なろう小説のコミカライズ。古代中国の華やかな後宮を舞台に、美女ありイケメンありミステリーあり。

人攫いに後宮の下女として売り飛ばされた薬師で毒マニアの少女・猫猫(マオマオ)が、謎のイケメン高官・壬氏(じんし)の引き合いもあって上級寵妃のお付きの下女として、華やかな後宮内で起こる難事件を薬と毒の知識と花街出身の度胸で解決する時代ものの探偵もの。ちょっとラブコメも有り。

『薬屋のひとりごと』10巻より(日向夏/ねこクラゲ/七緒一綺/しのとうこ/スクウェア・エニックス)

ガンガンとサンデーGXでそれぞれ同時にコミカライズされていて、サンデー版も出来物だと聞きますが、間違って読んでない方の続巻を買ってしまわないように気をつけましょう。

勧善懲悪というよりはヒロインが謎を解いて自分の利害を満たしたらそこで終わり(逮捕・検挙が目的ではない)という感じで、「犯人(たち)がその後どうなったのか」は描かれないことが多く、人によってはモヤモヤが残るというか、「大人な幕引き」のエピソードが多めですけど、自分はこれ系のモヤモヤは結構好きです。

『薬屋のひとりごと』10巻より(日向夏/ねこクラゲ/七緒一綺/しのとうこ/スクウェア・エニックス)

毒マニアの薬師が主人公って一見変化球のようでいて、「事件」の舞台は後宮ということもあり、「被害者」「犯人」もその多くが女性で、かつ犯行が(地位を損なわないよう)秘密裏に行われるケースが多いことを考えると、殺人の手段が「毒殺」に偏って主人公が薬師なのは、よく考えたら必然だったんだな、とか思いました。

今巻は単話〜前中後編までのエピソード群が中心。サイズがコンパクトな分、ダレずにクオリティ高くキビキビした展開。

『薬屋のひとりごと』10巻より(日向夏/ねこクラゲ/七緒一綺/しのとうこ/スクウェア・エニックス)

相変わらずアクションシーンなど派手な場面があるわけでもないですが、2時間サスペンスドラマのようなスリリングさ。

猫猫の活動も殺人犯を捜索するばかりでなく、数十年前の幻の歓待の宴の再現、後宮内の診療所の見学、后妃と高級女官をめぐる陰謀の暴露、皇帝家の血統と儀式の謎の解明など、多岐にわたって飽きさせません。

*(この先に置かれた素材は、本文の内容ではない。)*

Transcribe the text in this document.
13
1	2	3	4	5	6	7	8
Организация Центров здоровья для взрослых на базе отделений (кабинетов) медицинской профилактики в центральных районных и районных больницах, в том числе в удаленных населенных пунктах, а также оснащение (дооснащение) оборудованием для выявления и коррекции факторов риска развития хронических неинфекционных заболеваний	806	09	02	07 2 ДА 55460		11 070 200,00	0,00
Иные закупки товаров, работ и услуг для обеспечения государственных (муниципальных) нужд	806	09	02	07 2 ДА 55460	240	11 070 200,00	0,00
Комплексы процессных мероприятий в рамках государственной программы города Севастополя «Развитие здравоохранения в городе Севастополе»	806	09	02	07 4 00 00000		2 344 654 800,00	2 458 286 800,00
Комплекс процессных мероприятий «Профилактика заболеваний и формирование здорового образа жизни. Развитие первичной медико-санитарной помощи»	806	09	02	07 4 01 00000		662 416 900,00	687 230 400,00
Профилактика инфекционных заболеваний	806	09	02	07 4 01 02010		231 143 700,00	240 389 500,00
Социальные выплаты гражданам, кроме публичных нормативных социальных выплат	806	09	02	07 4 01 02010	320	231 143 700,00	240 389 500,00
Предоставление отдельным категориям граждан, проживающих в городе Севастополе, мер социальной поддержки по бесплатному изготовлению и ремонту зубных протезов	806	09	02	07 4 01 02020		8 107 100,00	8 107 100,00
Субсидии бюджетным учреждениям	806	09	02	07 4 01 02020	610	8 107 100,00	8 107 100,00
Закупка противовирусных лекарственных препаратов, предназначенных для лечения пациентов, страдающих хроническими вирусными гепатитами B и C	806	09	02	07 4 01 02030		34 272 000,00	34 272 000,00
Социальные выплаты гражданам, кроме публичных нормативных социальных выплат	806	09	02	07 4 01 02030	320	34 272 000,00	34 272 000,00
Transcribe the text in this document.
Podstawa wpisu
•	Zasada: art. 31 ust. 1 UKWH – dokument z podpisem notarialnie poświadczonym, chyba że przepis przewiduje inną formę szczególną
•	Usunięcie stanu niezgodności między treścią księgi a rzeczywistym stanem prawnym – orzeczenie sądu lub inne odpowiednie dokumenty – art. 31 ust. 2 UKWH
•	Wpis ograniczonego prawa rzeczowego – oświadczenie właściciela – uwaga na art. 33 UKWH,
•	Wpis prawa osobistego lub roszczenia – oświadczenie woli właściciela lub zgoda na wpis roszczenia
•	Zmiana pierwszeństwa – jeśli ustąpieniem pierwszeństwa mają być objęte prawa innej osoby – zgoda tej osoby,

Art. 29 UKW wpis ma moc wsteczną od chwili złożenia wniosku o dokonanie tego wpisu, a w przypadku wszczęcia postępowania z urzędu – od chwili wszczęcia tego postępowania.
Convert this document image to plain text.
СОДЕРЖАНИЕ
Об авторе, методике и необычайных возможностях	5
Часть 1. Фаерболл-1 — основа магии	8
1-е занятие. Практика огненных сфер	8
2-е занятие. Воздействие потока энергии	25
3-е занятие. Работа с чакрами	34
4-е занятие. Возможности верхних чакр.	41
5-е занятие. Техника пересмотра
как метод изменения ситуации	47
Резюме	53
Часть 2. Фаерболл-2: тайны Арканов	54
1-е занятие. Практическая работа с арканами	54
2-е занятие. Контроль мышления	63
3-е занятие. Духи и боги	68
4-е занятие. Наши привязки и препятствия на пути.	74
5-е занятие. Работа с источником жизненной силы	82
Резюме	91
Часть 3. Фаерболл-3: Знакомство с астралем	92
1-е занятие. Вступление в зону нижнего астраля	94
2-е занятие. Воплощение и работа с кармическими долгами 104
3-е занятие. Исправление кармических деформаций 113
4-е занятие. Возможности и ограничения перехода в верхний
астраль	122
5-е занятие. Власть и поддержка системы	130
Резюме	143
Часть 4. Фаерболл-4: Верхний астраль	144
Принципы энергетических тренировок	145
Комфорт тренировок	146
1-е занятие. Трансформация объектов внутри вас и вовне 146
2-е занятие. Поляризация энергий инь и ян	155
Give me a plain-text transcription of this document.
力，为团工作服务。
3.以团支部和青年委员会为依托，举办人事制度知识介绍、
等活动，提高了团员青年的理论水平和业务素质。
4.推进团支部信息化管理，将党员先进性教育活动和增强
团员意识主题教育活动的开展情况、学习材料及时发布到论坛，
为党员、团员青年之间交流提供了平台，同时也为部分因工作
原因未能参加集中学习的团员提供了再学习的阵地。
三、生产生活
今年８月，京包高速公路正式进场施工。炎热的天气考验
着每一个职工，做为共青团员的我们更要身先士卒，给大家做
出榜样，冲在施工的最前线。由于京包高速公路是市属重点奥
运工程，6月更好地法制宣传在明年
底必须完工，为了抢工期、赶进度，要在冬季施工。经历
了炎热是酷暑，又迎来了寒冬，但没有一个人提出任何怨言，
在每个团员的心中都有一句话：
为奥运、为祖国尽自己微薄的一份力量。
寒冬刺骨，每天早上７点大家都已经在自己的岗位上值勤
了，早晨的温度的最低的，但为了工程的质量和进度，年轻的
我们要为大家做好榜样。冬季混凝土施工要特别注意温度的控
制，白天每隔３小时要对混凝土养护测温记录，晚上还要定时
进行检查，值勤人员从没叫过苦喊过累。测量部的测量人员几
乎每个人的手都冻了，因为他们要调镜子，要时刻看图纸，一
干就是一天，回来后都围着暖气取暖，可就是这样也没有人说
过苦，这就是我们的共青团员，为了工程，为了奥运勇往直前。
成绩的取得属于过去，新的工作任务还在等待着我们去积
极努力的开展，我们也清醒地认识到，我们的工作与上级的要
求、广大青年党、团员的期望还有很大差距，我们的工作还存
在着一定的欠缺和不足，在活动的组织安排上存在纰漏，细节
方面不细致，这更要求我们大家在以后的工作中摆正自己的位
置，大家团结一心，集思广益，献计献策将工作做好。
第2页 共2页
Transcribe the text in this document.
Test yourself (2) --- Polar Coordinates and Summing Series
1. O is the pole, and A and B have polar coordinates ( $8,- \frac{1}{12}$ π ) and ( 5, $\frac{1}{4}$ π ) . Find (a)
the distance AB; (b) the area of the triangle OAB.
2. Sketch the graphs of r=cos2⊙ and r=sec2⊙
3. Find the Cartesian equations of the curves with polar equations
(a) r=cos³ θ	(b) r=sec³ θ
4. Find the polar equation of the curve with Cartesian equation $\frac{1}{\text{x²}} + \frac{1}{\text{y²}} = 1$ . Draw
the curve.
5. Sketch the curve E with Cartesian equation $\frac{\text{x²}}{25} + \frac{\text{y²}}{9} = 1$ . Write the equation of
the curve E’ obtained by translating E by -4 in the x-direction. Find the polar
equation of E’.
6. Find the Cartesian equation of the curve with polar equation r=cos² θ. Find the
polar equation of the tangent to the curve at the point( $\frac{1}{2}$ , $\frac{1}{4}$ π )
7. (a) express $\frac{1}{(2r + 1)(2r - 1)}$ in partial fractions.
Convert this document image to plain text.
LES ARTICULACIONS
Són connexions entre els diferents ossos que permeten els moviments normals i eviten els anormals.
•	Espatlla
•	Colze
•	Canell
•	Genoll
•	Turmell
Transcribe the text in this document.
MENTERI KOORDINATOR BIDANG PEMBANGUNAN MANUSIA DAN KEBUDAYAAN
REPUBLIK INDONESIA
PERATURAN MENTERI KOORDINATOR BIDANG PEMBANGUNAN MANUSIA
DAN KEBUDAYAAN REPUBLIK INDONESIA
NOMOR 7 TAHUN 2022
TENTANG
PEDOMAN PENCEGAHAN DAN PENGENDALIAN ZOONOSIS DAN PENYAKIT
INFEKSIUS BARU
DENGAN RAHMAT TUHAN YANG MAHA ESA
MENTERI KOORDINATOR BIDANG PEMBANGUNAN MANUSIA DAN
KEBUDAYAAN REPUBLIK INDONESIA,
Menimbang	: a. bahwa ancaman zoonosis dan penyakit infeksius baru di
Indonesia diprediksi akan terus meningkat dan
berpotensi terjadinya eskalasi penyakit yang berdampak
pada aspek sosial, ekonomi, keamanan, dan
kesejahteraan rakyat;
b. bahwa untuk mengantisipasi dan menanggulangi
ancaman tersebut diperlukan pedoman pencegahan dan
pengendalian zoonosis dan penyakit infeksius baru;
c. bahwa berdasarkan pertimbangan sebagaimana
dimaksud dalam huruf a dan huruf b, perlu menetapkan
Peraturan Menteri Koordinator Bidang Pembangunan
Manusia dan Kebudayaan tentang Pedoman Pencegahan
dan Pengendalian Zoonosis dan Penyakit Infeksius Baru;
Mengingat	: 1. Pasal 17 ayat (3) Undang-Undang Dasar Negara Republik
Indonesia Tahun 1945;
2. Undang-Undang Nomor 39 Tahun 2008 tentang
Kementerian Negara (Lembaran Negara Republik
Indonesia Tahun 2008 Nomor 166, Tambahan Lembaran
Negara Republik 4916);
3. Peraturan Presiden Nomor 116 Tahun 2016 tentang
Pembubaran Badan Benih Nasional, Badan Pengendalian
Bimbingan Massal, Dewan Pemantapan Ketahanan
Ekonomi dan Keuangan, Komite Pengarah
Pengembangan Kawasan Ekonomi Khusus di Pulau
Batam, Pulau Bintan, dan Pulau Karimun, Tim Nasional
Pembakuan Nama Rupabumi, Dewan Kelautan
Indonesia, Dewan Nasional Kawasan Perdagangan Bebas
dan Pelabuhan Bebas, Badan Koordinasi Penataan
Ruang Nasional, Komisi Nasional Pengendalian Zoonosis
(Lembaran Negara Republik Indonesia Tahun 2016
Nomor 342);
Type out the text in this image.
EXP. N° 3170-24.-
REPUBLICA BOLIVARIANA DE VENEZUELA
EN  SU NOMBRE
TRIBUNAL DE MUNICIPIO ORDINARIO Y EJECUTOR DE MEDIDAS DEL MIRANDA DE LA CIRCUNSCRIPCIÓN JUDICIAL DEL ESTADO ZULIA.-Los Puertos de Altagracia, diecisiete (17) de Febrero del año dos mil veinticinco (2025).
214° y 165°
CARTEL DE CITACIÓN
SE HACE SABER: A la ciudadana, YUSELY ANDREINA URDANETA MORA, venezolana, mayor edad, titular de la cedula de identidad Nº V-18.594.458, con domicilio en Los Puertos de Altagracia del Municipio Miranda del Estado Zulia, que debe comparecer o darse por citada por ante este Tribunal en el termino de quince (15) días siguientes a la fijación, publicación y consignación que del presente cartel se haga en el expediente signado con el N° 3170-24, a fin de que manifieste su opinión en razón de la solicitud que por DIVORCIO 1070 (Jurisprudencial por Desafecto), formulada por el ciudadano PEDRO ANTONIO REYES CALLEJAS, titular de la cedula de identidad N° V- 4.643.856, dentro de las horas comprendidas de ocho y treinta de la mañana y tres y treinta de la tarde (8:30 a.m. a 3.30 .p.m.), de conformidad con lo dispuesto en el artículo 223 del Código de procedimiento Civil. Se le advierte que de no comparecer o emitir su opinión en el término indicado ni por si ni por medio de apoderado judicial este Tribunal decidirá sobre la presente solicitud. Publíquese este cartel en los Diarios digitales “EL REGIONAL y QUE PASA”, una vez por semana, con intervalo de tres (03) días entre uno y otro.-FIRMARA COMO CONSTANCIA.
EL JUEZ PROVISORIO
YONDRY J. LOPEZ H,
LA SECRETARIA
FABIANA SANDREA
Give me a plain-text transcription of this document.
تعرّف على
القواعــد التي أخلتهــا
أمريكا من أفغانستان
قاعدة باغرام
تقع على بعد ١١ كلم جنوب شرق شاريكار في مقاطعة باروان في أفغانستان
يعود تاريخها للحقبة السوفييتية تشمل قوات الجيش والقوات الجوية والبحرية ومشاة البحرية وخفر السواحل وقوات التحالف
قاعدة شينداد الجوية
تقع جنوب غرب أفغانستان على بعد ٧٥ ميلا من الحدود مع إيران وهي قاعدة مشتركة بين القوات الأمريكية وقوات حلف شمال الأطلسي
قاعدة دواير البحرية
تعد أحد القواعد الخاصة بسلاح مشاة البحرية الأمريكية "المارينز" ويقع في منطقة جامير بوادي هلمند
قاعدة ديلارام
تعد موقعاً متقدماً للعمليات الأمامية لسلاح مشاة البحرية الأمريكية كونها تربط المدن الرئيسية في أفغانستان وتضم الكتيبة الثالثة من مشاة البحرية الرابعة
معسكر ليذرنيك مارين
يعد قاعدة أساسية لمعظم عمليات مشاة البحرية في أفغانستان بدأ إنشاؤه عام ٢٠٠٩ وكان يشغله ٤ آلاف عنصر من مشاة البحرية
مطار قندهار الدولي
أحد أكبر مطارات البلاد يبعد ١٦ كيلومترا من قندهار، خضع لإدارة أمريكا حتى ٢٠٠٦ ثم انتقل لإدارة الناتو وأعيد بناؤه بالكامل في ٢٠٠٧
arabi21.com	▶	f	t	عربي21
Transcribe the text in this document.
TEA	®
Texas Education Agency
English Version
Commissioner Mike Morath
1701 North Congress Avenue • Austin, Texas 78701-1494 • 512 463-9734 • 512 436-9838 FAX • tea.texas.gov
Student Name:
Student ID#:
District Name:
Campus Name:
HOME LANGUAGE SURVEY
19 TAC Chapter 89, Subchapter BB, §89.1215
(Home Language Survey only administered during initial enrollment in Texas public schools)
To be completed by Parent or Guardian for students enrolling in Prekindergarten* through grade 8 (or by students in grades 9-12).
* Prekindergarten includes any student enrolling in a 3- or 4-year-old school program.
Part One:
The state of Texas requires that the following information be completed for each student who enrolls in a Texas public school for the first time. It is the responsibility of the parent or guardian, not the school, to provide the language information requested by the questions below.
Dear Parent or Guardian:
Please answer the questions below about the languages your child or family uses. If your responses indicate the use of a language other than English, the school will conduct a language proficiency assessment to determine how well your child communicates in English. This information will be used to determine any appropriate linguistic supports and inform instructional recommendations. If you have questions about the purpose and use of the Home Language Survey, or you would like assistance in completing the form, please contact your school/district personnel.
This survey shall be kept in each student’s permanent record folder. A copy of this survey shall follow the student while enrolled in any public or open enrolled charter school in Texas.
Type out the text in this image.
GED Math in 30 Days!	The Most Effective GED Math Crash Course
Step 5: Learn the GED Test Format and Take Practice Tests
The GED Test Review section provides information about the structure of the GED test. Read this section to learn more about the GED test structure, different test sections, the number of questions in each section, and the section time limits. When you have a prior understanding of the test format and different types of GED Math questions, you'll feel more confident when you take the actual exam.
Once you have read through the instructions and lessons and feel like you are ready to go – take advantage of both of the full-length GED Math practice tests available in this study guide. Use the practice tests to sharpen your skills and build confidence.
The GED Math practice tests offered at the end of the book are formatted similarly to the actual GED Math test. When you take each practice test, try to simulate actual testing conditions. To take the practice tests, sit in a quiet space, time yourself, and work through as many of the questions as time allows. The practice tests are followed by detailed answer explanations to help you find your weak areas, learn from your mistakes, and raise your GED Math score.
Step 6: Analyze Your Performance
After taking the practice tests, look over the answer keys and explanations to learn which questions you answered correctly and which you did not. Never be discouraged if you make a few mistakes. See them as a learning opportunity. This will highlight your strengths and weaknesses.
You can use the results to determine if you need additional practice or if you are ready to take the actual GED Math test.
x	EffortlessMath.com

『薬屋のひとりごと』10巻より(日向夏/ねこクラゲ/七緒一綺/しのとうこ/スクウェア・エニックス)

舞台が権謀術数渦巻く後宮の割りにというか、後宮だからこそというべきなのか、政治勢力の暗躍よりも高い位にいる人物の個人的な動機に基づく犯罪?が多め。

その分、「選択の廟」のように皇帝家の謎に迫るようなエピソードが挟まると変化がついてよいですね。

『薬屋のひとりごと』10巻より(日向夏/ねこクラゲ/七緒一綺/しのとうこ/スクウェア・エニックス)

てか「選択の廟」、前編で今巻が終わって後編がすごい気になるんですけど、早よ次巻くれ次巻。